Benjamin Stora à Constantine en Algérie (2017)
Benjamin Stora à Constantine en Algérie (2017)

Docteur en sociologie et en histoire, Benjamin Stora a été le fondateur et le responsable de l’Institut Maghreb-Europe, un centre d’études et de recherches interdisciplinaires de l’université Paris 8. Il publie en 2002 aux éditions Maison neuve et Larose Maroc, Algérie, histoires parallèles, destins croisés. Il a beaucoup étudié la guerre d’Algérie et sa mémoire en France et en Algérie, avec des ouvrages tels que La gangrène et l’oubli, la mémoire de la guerre d’Algérie en 1991 aux éditions La Découverte, ou La guerre invisible, Algérie, années 90, aux éditions Presses de Sciences Po en 2000, ou encore Mémoires d'Algérie. Lettres et carnets de Français et d’Algériens aux éditions Librio. Il a également étudié plus spécialement la problématique de l’immigration. 

En termes culturels, il a été animateur et producteur sur les ondes de France Culture, est un invité régulier de notre antenne et a même été le conseiller historique du film Indochine de Régis Wargnier, nommé Oscar du meilleur film étranger en 1993. Il a été également été nommé par décret du Premier ministre en 2014 président du Conseil d’orientation de l’Établissement public du Palais de la Porte Dorée qui réunit le Musée de l’histoire de l’immigration et l’Aquarium de la Porte Dorée.

On connaît peut-être moins ses engagements politiques de gauche. De 1968 à 1984, Benjamin Stora fut membre du groupe trotskiste “Alliance des jeunes pour le socialisme”, l’organisme jeunesse de l'Organisation communiste internationaliste. Après cela, il rejoint, comme l’ensemble de cet organisme jeunesse, le Parti socialiste en 1985. Un drame personnel l’oblige à quitter tout engagement politique en 1988. 
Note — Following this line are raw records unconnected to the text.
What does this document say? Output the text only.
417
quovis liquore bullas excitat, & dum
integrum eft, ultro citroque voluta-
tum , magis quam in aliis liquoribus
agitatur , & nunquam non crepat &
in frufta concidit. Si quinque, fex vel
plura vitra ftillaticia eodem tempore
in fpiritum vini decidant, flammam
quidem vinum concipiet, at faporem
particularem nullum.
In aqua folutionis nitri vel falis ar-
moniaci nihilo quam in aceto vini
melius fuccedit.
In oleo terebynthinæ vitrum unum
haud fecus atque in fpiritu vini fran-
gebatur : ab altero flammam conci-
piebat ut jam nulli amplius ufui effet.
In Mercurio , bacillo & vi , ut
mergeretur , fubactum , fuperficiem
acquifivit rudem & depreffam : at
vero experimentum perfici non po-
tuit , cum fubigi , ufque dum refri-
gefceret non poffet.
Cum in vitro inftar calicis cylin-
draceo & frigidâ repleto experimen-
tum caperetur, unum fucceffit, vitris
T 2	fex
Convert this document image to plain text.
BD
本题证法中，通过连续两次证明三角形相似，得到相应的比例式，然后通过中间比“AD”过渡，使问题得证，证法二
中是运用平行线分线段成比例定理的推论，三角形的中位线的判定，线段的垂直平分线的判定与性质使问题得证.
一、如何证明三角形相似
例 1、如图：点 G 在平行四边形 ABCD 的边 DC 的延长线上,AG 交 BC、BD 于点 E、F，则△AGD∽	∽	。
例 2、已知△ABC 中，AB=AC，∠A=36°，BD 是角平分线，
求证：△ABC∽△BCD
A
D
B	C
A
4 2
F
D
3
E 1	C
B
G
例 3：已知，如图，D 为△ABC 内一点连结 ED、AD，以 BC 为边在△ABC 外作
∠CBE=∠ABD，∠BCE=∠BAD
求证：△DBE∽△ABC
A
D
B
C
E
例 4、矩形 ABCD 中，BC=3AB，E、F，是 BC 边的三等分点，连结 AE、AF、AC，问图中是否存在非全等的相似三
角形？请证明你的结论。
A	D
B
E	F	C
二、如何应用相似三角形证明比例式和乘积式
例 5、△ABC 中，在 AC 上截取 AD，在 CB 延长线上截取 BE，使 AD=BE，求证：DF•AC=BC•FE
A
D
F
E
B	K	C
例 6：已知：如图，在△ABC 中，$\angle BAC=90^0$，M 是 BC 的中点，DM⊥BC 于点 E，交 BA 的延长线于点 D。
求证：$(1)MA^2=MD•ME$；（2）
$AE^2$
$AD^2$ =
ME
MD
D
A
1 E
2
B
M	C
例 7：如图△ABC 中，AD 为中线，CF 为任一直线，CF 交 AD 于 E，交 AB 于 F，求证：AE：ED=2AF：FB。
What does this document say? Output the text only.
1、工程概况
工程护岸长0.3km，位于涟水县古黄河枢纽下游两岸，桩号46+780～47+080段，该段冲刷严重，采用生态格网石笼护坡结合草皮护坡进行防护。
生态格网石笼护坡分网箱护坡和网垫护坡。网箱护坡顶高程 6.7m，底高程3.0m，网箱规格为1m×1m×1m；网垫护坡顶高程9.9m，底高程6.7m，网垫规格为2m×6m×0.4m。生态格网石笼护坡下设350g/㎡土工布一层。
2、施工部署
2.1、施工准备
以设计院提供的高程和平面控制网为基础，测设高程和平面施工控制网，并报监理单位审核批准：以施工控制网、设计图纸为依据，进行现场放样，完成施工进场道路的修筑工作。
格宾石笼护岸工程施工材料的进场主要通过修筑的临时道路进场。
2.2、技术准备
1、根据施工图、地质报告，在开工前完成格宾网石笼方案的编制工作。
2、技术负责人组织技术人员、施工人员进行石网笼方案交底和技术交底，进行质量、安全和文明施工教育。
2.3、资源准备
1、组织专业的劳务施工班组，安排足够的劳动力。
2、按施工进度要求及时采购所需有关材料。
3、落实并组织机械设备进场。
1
Benjamin vient de publier aux éditions Stock 68 et après. Les héritages égarés. Il revient sur une question importante pour sa génération : « Comment a-t-on pu atteindre un tel niveau de déliquescence, cinquante ans après, du “soleil” de 68 au crépuscule du PS ? » Il fait partie de cette génération qui s’est engagé dans l’extrême-gauche trotskiste dans un premier temps, puis est arrivé massivement au Parti socialiste. Au-delà d’un parcours personnel, Benjamin Stora revient sur toute un pan de l’histoire politique française, notamment avec des rencontres avec les hommes politiques tels que François Mitterrand, Lionel Jospin, Jean-Christophe Cambadélis et Jean-Luc Mélenchon. 

Documents sonores :

Pastille : Annette Wieviorka

Choix musicaux  : 

Alain Bashung, La nuit je mens

Archives :

Extrait de la série documentaire de Philippe Alfonsi Les années algériennes réalisée en 1991 : La voix de sa mère, elle évoque les relations de sa famille avec les musulmans

Archive Ina du 13 novembre 1958, conférence donnée devant l’association «  L’Algérienne » : Albert Camus à propos de l’engagement des écrivains algériens dans la cause du pays.  

Archive Ina du 9 mars 2010 : Rayhana (comédienne) à propos de sa vie d’artiste pendant les années noires du Front Islamique du Salut (FIS) 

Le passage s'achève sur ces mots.